TÊTE DE HARENG
(Clupea harengus Linné).

Les Harengs sont des Poissons sociaux et voyageurs, qui se réunissent en bandes nombreuses et serrées, lesquelles présentent jusqu’à 30 kilomètres de longueur et 5 ou 6 de largeur!..... Qui pourrait calculer le nombre immense des individus qui composent ces effrayantes masses! Elles émigrent du pôle boréal vers les côtes de la Norvége, de la Hollande et de l’Angleterre..... Philippe de Maizières écrivait à Charles VI: «Les Harengs font leur passage de la mer du Nord dans la Baltique de septembre en octobre, et tant y en passe, qu’on pourroit les tailler avec l’espée

Les Harengs glissent rapidement à travers les flots. La lumière, décomposée dans leurs écailles, semble se transformer en rubans de nacre ou en navettes de métal, qui contrastent avec l’azur de leur habitation; et leurs lueurs phosphorescentes scintillent, ondulent et dansent sur les flots, comme le dit si bien M. Michelet.

Le poids de ces poissons atteint bien rarement deux cents grammes. Ils ont le dos d’un bleu verdâtre, et le reste du corps d’un blanc argenté. Leur mâchoire inférieure est un peu plus courte que la supérieure. L’une et l’autre sont garnies de jolies petites dents; on observe même, sur leur langue, des papilles pointues, assez fortes pour retenir une proie. Ils aiment à lever la tête au-dessus de l’eau, comme pour humer l’air. Les mille mouvements d’une colonne de Harengs imitent le bruit d’une pluie qui tombe à grosses gouttes. (J. Franklin.)

Quelques centaines de Cétacés et plusieurs milliers d’Oiseaux de mer accompagnent ces pauvres bêtes et les détruisent par millions. On assure que, dans le voisinage des Hébrides, les seuls Fous dévorent annuellement plus de cent millions de Harengs. Un autre poisson, appelé Sey[253], poursuit nos voyageurs à outrance, se jette au milieu de leurs colonnes, et les disperse, au grand préjudice des pêcheurs.

La mer, comme la terre, est un théâtre éternel de naissances et de destructions.

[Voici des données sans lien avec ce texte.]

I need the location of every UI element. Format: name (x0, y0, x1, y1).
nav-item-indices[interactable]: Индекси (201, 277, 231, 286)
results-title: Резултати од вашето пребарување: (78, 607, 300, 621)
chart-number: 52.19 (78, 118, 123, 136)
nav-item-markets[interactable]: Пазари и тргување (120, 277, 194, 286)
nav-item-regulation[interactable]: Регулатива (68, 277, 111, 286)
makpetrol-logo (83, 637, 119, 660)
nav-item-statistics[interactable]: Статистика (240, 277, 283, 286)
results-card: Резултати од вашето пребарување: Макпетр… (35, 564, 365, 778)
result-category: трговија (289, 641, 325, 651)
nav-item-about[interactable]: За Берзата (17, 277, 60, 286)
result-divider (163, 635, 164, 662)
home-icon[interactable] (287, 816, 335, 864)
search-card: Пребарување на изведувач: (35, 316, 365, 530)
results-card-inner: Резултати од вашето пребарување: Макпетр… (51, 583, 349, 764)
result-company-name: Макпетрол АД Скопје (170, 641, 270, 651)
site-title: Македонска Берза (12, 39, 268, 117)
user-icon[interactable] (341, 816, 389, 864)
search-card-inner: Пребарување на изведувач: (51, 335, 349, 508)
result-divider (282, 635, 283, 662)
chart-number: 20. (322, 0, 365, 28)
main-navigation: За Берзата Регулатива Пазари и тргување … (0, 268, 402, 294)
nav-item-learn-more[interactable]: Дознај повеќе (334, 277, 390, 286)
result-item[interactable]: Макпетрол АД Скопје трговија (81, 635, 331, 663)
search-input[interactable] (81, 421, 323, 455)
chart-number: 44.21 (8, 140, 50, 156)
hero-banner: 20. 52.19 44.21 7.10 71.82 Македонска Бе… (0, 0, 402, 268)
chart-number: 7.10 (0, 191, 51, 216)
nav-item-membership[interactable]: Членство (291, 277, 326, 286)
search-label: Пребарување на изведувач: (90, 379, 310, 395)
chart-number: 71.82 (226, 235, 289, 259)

Tout s’y reproduit pour s’y détruire, et s’y détruit pour s’y reconstituer! (Virey.)

«Les Harengs vont comme un élément aveugle et fatal, et nulle destruction ne les décourage. Hommes, poissons, tout fond sur eux; ils vont, ils voguent toujours. Il ne faut pas s’en étonner: c’est qu’en naviguant, ils aiment. Plus on en tue, plus ils produisent et multiplient chemin faisant. Les colonnes épaisses, profondes, dans l’électricité commune, flottent livrées uniquement à la grande œuvre du bonheur. Le tout va à l’impulsion du flot, et du flot électrique. Prenez dans la masse, au hasard, vous en trouverez de féconds, vous en trouverez qui le furent, et d’autres qui voudraient l’être. Dans ce monde qui ne connaît pas l’union fixe, le plaisir est une aventure, l’amour une navigation. Sur toute la route ils épanchent des torrents de fécondité.» (Michelet.)

On a trouvé dans un Hareng 20 000 œufs; dans un autre, 36 000[; dans un troisième, 70 000!.....

Aussi, malgré les pertes annuelles, si considérables, si effroyables que leur font éprouver les autres hôtes de la mer... et les filets des pêcheurs, on ne s’est jamais aperçu que leur nombre diminuât. Cette fécondité a bien de quoi calmer les inquiétudes des économistes alarmés sur le sort des générations futures.